Ever hear the one about the white theater critic and the black identity-politics play by the Korean-American writer? Cracker thought it was all about him! You too may find yourself personalizing Young Jean Lee’s The Shipment, a fiendishly funny piece of neominstrelsy that snares us in the meshes of racist thought. You sit laughing at Lee’s broad caricatures and reversals, all the while furtively taking your own PC temperature. Is this supposed to be funny? Do I really think that way? Perhaps you shouldn’t be so self-regarding at a play about the other, but it’s a testament to Lee’s ability to shove the mirror up to nature.

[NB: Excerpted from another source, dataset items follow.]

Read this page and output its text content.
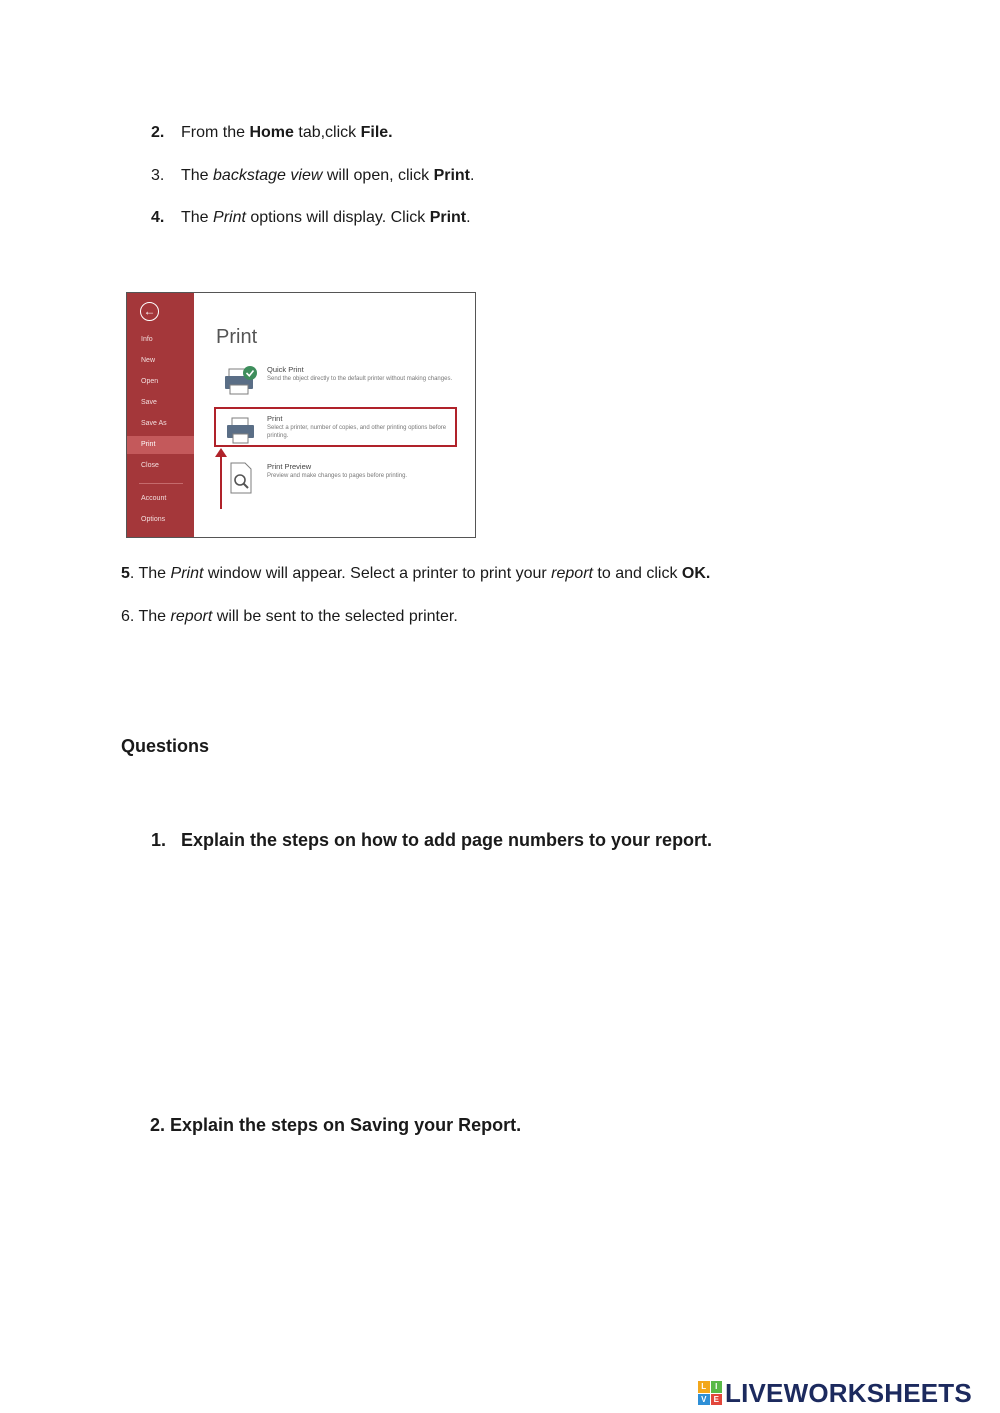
2. From the Home tab,click File.
3. The backstage view will open, click Print.
4. The Print options will display. Click Print.
←
Info
New
Open
Save
Save As
Print
Close
Account
Options
Print
Quick Print
Send the object directly to the default printer without making changes.
Print
Select a printer, number of copies, and other printing options before printing.
Print Preview
Preview and make changes to pages before printing.
5. The Print window will appear. Select a printer to print your report to and click OK.
6. The report will be sent to the selected printer.
Questions
1. Explain the steps on how to add page numbers to your report.
2. Explain the steps on Saving your Report.
L	I
V E LIVEWORKSHEETS
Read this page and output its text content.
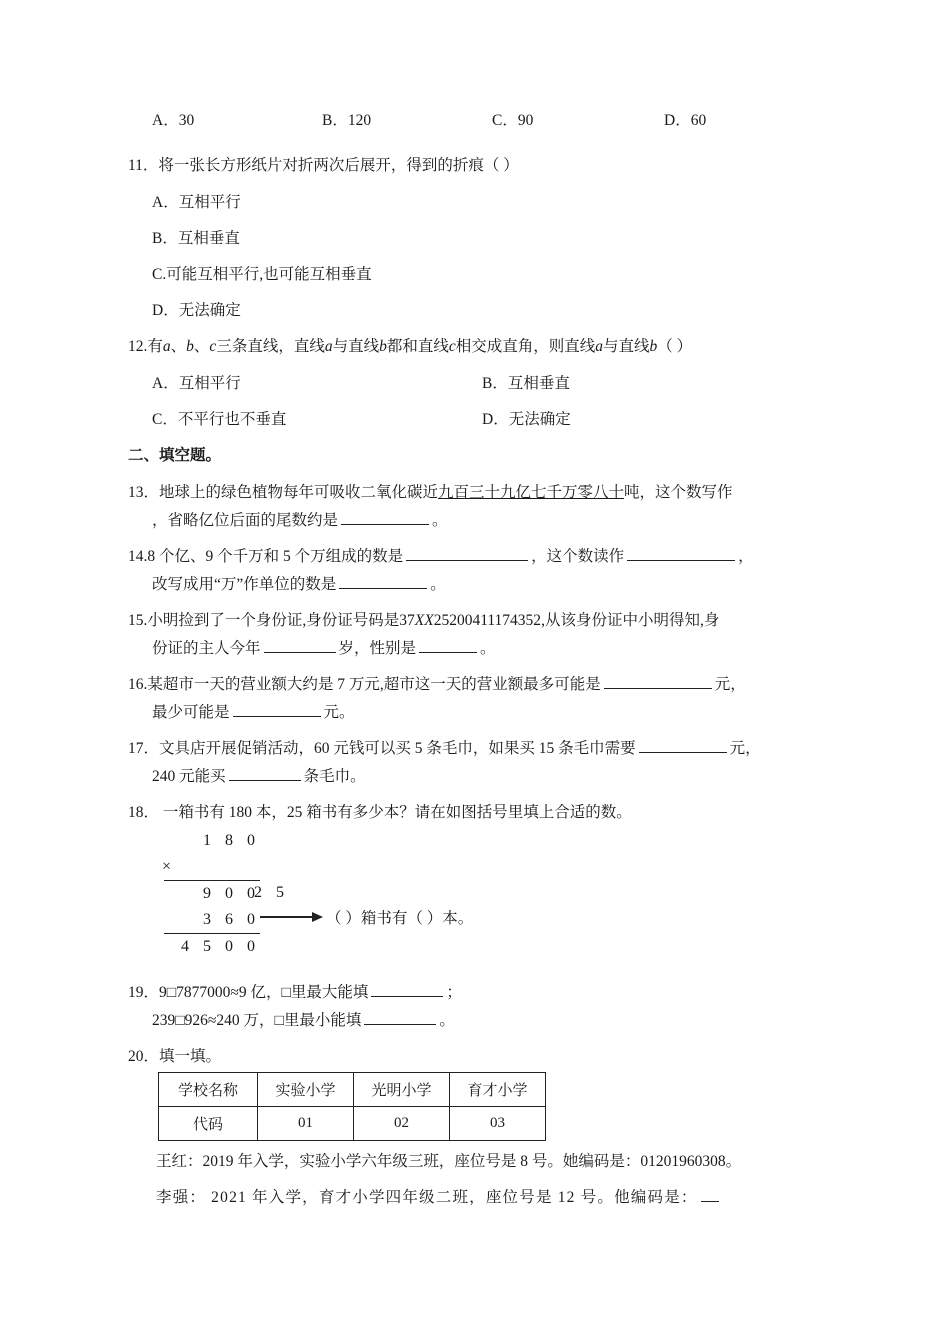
A．30	B．120	C．90	D．60
11．将一张长方形纸片对折两次后展开，得到的折痕（ ）
A．互相平行
B．互相垂直
C.可能互相平行,也可能互相垂直
D．无法确定
12.有a、b、c三条直线，直线a与直线b都和直线c相交成直角，则直线a与直线b（ ）
A．互相平行	B．互相垂直
C．不平行也不垂直	D．无法确定
二、填空题。
13．地球上的绿色植物每年可吸收二氧化碳近九百三十九亿七千万零八十吨，这个数写作
，省略亿位后面的尾数约是	。
14.8 个亿、9 个千万和 5 个万组成的数是	，这个数读作	，
改写成用“万”作单位的数是	。
15.小明捡到了一个身份证,身份证号码是37XX25200411174352,从该身份证中小明得知,身
份证的主人今年	岁，性别是	。
16.某超市一天的营业额大约是 7 万元,超市这一天的营业额最多可能是	元，
最少可能是	元。
17．文具店开展促销活动，60 元钱可以买 5 条毛巾，如果买 15 条毛巾需要	元，
240 元能买	条毛巾。
18． 一箱书有 180 本，25 箱书有多少本？请在如图括号里填上合适的数。
1 8 0

×
2 5

9 0 0
3 6 0
4 5 0 0
（ ）箱书有（ ）本。
19．9□7877000≈9 亿，□里最大能填	；
239□926≈240 万，□里最小能填	。
20．填一填。
学校名称	实验小学	光明小学	育才小学
代码	01	02	03
王红：2019 年入学，实验小学六年级三班，座位号是 8 号。她编码是：01201960308。
李强： 2021 年入学，育才小学四年级二班，座位号是 12 号。他编码是：
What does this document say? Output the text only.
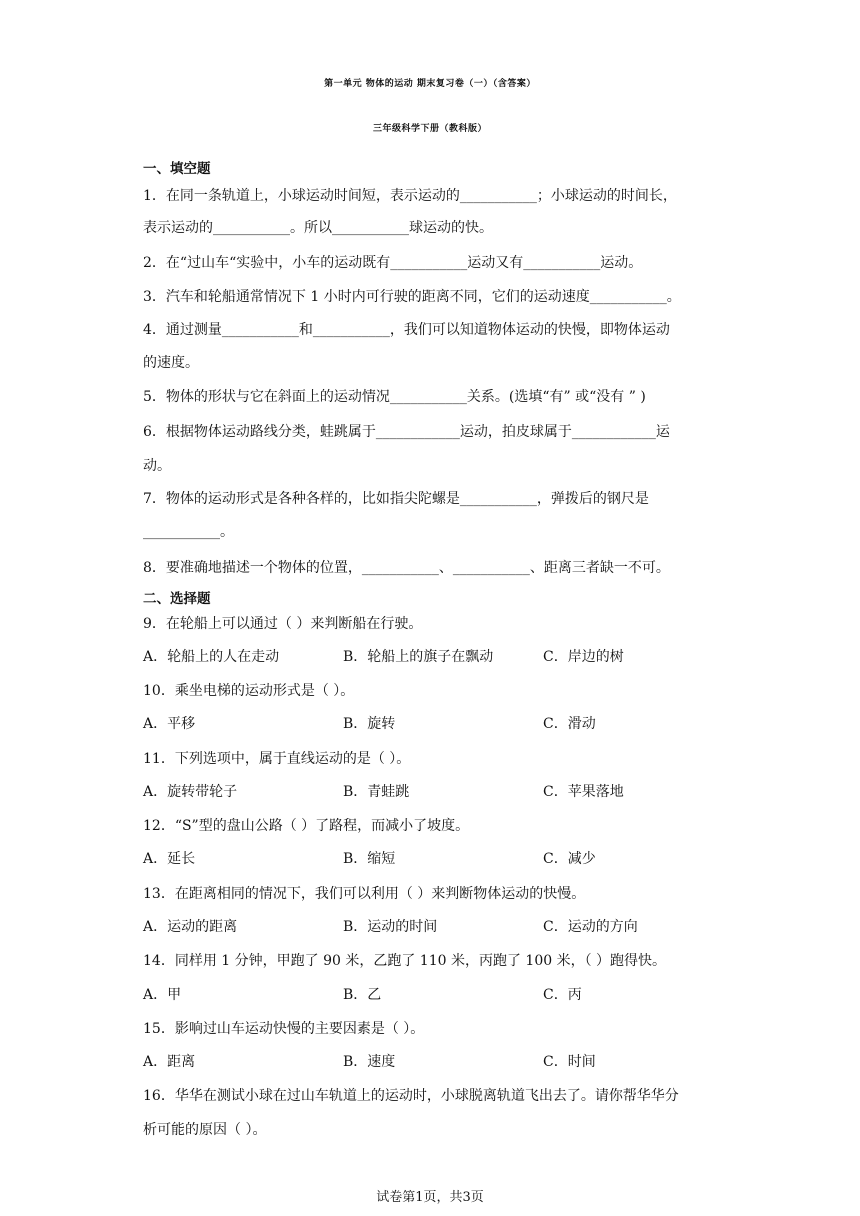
第一单元 物体的运动 期末复习卷（一）（含答案）
三年级科学下册（教科版）
一、填空题
1．在同一条轨道上，小球运动时间短，表示运动的___________；小球运动的时间长，
表示运动的___________。所以___________球运动的快。
2．在“过山车“实验中，小车的运动既有___________运动又有___________运动。
3．汽车和轮船通常情况下 1 小时内可行驶的距离不同，它们的运动速度___________。
4．通过测量___________和___________，我们可以知道物体运动的快慢，即物体运动
的速度。
5．物体的形状与它在斜面上的运动情况___________关系。(选填“有” 或“没有 ” )
6．根据物体运动路线分类，蛙跳属于____________运动，拍皮球属于____________运
动。
7．物体的运动形式是各种各样的，比如指尖陀螺是___________，弹拨后的钢尺是
___________。
8．要准确地描述一个物体的位置，___________、___________、距离三者缺一不可。
二、选择题
9．在轮船上可以通过（ ）来判断船在行驶。
A．轮船上的人在走动	B．轮船上的旗子在飘动	C．岸边的树
10．乘坐电梯的运动形式是（ ）。
A．平移	B．旋转	C．滑动
11．下列选项中，属于直线运动的是（ ）。
A．旋转带轮子	B．青蛙跳	C．苹果落地
12．“S”型的盘山公路（ ）了路程，而减小了坡度。
A．延长	B．缩短	C．减少
13．在距离相同的情况下，我们可以利用（ ）来判断物体运动的快慢。
A．运动的距离	B．运动的时间	C．运动的方向
14．同样用 1 分钟，甲跑了 90 米，乙跑了 110 米，丙跑了 100 米，（ ）跑得快。
A．甲	B．乙	C．丙
15．影响过山车运动快慢的主要因素是（ ）。
A．距离	B．速度	C．时间
16．华华在测试小球在过山车轨道上的运动时，小球脱离轨道飞出去了。请你帮华华分
析可能的原因（ ）。
试卷第1页，共3页
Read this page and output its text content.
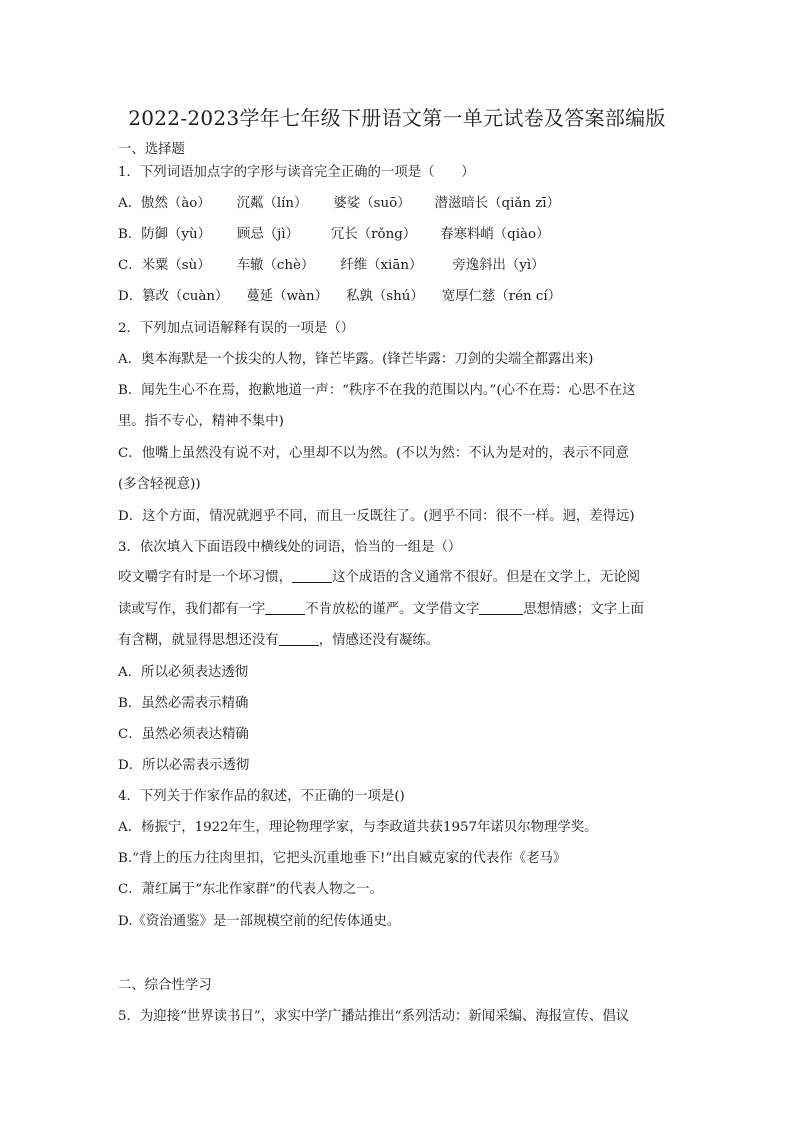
2022-2023学年七年级下册语文第一单元试卷及答案部编版
一、选择题
1．下列词语加点字的字形与读音完全正确的一项是（　　）
A．傲然（ào） 沉粼（lín） 婆娑（suō） 潜滋暗长（qiǎn zī）
B．防御（yù） 顾忌（jì） 冗长（rǒng） 春寒料峭（qiào）
C．米粟（sù） 车辙（chè） 纤维（xiān） 旁逸斜出（yì）
D．篡改（cuàn） 蔓延（wàn） 私孰（shú） 宽厚仁慈（rén cí）
2．下列加点词语解释有误的一项是（）
A．奥本海默是一个拔尖的人物，锋芒毕露。(锋芒毕露：刀剑的尖端全都露出来)
B．闻先生心不在焉，抱歉地道一声：“秩序不在我的范围以内。”(心不在焉：心思不在这
里。指不专心，精神不集中)
C．他嘴上虽然没有说不对，心里却不以为然。(不以为然：不认为是对的，表示不同意
(多含轻视意))
D．这个方面，情况就迥乎不同，而且一反既往了。(迥乎不同：很不一样。迥，差得远)
3．依次填入下面语段中横线处的词语，恰当的一组是（）
咬文嚼字有时是一个坏习惯，	这个成语的含义通常不很好。但是在文学上，无论阅
读或写作，我们都有一字	不肯放松的谨严。文学借文字	思想情感；文字上面
有含糊，就显得思想还没有	，情感还没有凝练。
A．所以必须表达透彻
B．虽然必需表示精确
C．虽然必须表达精确
D．所以必需表示透彻
4．下列关于作家作品的叙述，不正确的一项是()
A．杨振宁，1922年生，理论物理学家，与李政道共获1957年诺贝尔物理学奖。
B.“背上的压力往肉里扣，它把头沉重地垂下!”出自臧克家的代表作《老马》
C．萧红属于“东北作家群”的代表人物之一。
D.《资治通鉴》是一部规模空前的纪传体通史。
二、综合性学习
5．为迎接“世界读书日”，求实中学广播站推出“系列活动：新闻采编、海报宣传、倡议
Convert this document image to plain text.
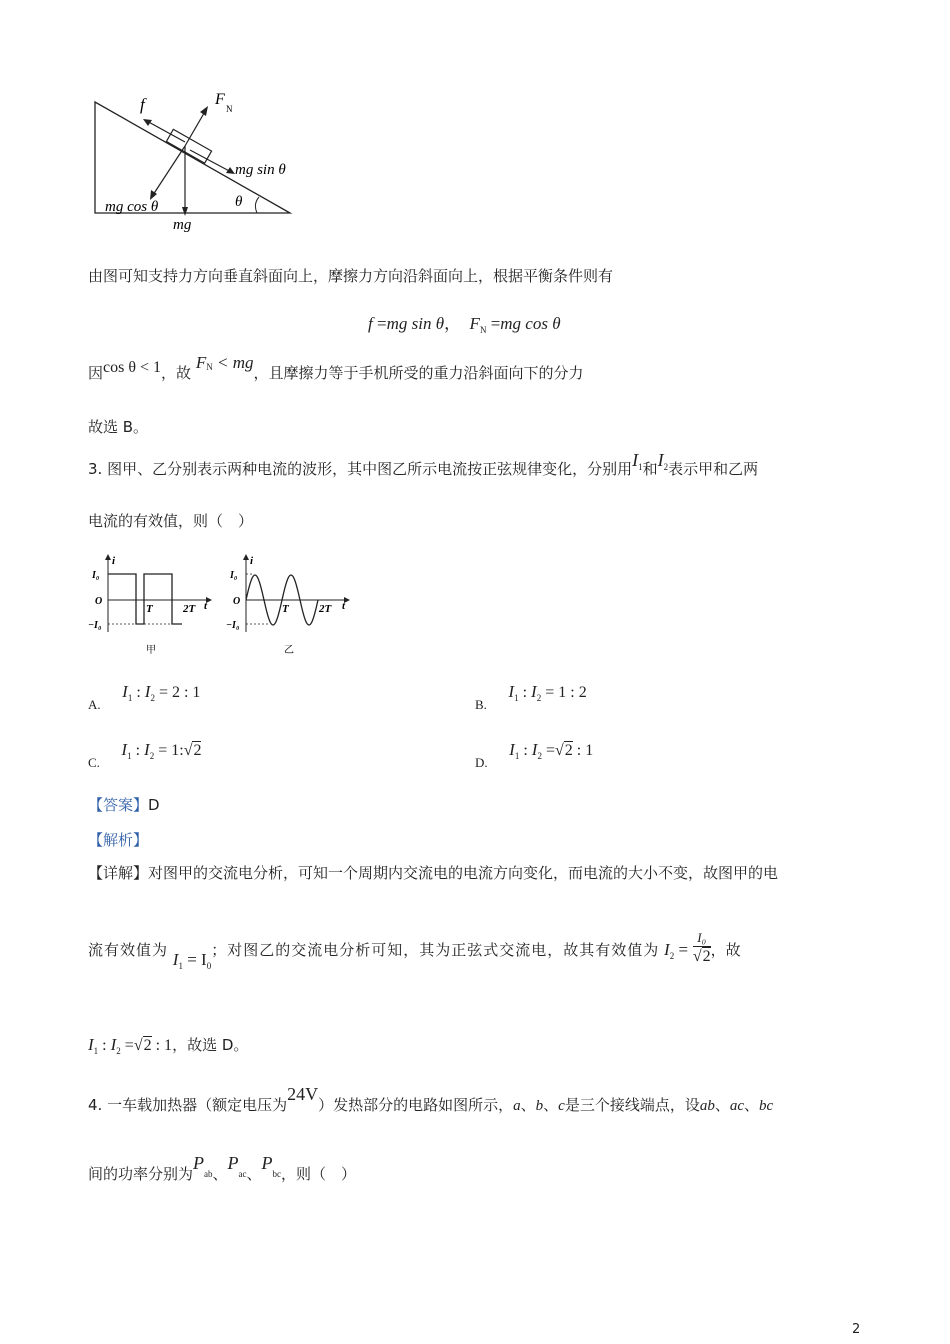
f	F
N
mg sin θ
mg cos θ	θ
mg
由图可知支持力方向垂直斜面向上，摩擦力方向沿斜面向上，根据平衡条件则有
f =mg sin θ， $F_N =mg$ cos θ
因cos θ < 1，故 $F^N$ < mg，且摩擦力等于手机所受的重力沿斜面向下的分力
故选 B。
3. 图甲、乙分别表示两种电流的波形，其中图乙所示电流按正弦规律变化，分别用$I^1$和$I^2$表示甲和乙两
电流的有效值，则（　）
i
I₀
O
−I₀
T	2T t
甲
i
I₀
O
−I₀
T	2T t
乙
A.  $I_1$ : $I_2 = 2$ : 1
B.  $I_1$ : $I_2 = 1$ : 2
C.  $I_1$ : $I_2$ = 1:√2
D.  $I_1$ : $I_2 =√2$ : 1
【答案】D
【解析】
【详解】对图甲的交流电分析，可知一个周期内交流电的电流方向变化，而电流的大小不变，故图甲的电
流有效值为 $I_1 = I_0$；对图乙的交流电分析可知，其为正弦式交流电，故其有效值为 $I_2 = \frac{\text{I₀}}{√2}$ ，故
$I_1$ : $I_2 =√2$ : 1，故选 D。
4. 一车载加热器（额定电压为24V）发热部分的电路如图所示，a、b、c是三个接线端点，设ab、ac、bc
间的功率分别为$P_{ab}$、$P_{ac}$、$P_{bc}$，则（　）
2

Half of the 90-minute work is a parody of African-American clichés; the other half is a long, satirical party scene. First up, two dancers (Prentice Onayemi, Mikeah Ernest Jennings) in suits and wide grins shuck and jive to Semisonic’s “Fascinating New Thing.” Then Douglas Scott Streater takes the stage as a stand-up comic dumping profane scorn on “stupid-ass mothafuckas”—black and white. Next is a deadpan morality tale about a teen rapper (Okieriete Onodowan) who arcs from drugs and prison to fame. The graceful and rich-voiced Amelia Workman rounds out the cast as the rapper’s mother and later, his girlfriend. She also harmonizes hauntingly in an a cappella song about despair and death.
In this discomforting but viciously goofy mélange, Lee confirms herself as one of the best experimental playwrights in America. Her language manages to be both feverishly strange and rigorously intellectual, and she directs her charismatic, talented cast with economy and theatrical dash. Ethnic jokes abound here; some might be on you.